Ntvnews.id, Denpasar - Pemerintah Indonesia kembali menegaskan kebijakan hilirisasi mineral sebagai strategi utama dalam mendukung transisi energi global dan meningkatkan nilai tambah ekonomi nasional. Penekanan ini disampaikan dalam forum internasional yang melibatkan berbagai pelaku industri mineral dunia.
“Kami mau semua proses dari raw material (barang mentah) itu ada di Indonesia,” ujar Wakil Menteri Investasi dan Hilirisasi/Wakil Kepala BKPM, Todotua Pasaribu, dalam sesi forum yang digelar di Jimbaran, Kabupaten Badung, Bali, Kamis, 25 September 2025.
Menurut Todotua, Indonesia saat ini sedang menggenjot hilirisasi dengan memanfaatkan potensi sumber daya mineral domestik, seperti pasir silika yang dimanfaatkan untuk panel surya, serta nikel dan kobalt yang menjadi komponen penting dalam produksi baterai kendaraan listrik.
Namun, ia mengakui bahwa tantangan utama dari upaya hilirisasi ini terletak pada kebutuhan akan teknologi tinggi dan investasi besar, agar produk hasil pengolahan mineral Indonesia mampu bersaing secara global.

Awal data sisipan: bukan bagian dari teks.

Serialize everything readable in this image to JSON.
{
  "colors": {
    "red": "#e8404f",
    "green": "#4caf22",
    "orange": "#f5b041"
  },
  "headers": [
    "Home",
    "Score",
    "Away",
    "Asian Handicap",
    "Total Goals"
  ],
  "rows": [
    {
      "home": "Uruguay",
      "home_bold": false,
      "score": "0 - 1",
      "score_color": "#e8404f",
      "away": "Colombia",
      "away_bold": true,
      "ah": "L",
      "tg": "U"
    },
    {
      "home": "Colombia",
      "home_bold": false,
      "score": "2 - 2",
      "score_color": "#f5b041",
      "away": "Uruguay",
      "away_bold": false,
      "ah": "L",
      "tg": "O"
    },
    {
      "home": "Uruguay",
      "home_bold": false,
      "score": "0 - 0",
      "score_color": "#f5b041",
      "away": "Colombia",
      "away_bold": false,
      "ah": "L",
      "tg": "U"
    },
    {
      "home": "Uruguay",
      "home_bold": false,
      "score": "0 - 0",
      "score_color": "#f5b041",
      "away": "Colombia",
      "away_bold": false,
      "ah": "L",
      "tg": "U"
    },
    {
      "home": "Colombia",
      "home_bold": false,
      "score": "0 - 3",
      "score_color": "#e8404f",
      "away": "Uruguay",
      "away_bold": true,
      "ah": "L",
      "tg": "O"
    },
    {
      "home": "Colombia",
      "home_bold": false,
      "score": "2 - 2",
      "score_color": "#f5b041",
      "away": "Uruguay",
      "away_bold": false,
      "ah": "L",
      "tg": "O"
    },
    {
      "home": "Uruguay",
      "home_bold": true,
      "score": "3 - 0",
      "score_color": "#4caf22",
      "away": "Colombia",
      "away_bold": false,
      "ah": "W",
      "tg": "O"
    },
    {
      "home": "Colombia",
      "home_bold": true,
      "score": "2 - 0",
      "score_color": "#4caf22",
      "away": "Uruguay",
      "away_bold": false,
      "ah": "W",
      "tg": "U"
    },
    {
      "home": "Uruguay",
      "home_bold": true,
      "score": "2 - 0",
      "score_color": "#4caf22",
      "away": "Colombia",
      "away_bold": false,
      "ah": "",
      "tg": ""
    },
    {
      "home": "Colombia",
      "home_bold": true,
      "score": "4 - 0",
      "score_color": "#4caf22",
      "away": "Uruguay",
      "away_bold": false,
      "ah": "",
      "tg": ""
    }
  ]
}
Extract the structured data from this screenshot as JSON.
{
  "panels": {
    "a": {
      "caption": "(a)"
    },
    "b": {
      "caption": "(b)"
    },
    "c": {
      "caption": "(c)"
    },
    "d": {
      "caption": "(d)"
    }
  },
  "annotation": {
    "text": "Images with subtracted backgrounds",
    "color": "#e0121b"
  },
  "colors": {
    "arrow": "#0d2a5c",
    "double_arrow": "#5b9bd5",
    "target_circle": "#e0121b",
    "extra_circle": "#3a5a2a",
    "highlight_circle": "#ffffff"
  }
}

Oleh karena itu, pemerintah terus membuka peluang investasi, baik dari dalam negeri maupun asing, dengan menyiapkan beragam dukungan kebijakan.
“Bagaimana kami menyediakan perizinan yang lebih cepat dan tepat waktu, kebijakan fiskal yang bisa mendukung tumbuhnya investasi, bagaimana iklim investasi kondusif. Jadi poin-poin itu selalu kami dorong,” jelasnya.
Wamen Investasi juga memaparkan capaian investasi di sektor hilirisasi mineral yang telah terealisasi hingga 1 September 2025. Total investasi mencapai Rp193,8 triliun atau setara 12,11 miliar dolar AS (dengan asumsi kurs APBN Rp16.000 per USD).
Baca Juga: Menperin Siap Datangkan Investor untuk Hilirisasi di Kawasan Transmigrasi
Ada pun rincian investasi tersebut meliputi:
- Nikel: Rp94,1 triliun
- Tembaga: Rp40 triliun
- Bauksit: Rp27,7 triliun
- Besi dan baja: Rp21,5 triliun
- Timah: Rp3,5 triliun
- Mineral lainnya (seperti silika, emas, perak, kobalt, mangan, batu bara, dan aspal buton): Rp7 triliun
Forum internasional ini dihadiri oleh berbagai pemangku kepentingan dalam rantai nilai global, mulai dari perusahaan pertambangan, sektor manufaktur, investor, hingga perwakilan pemerintahan dari berbagai negara.
Dalam kesempatan itu, Todotua kembali menekankan bahwa meskipun Indonesia membuka akses bagi investor asing terhadap sumber daya alam, komitmen utama pemerintah tetap pada hilirisasi di dalam negeri.
“Kami berikan asing itu untuk akses ke sumber daya alam kita tapi komitmen kami tetap jelas bahwa prosesnya itu harus ada di negara kita,” tegasnya.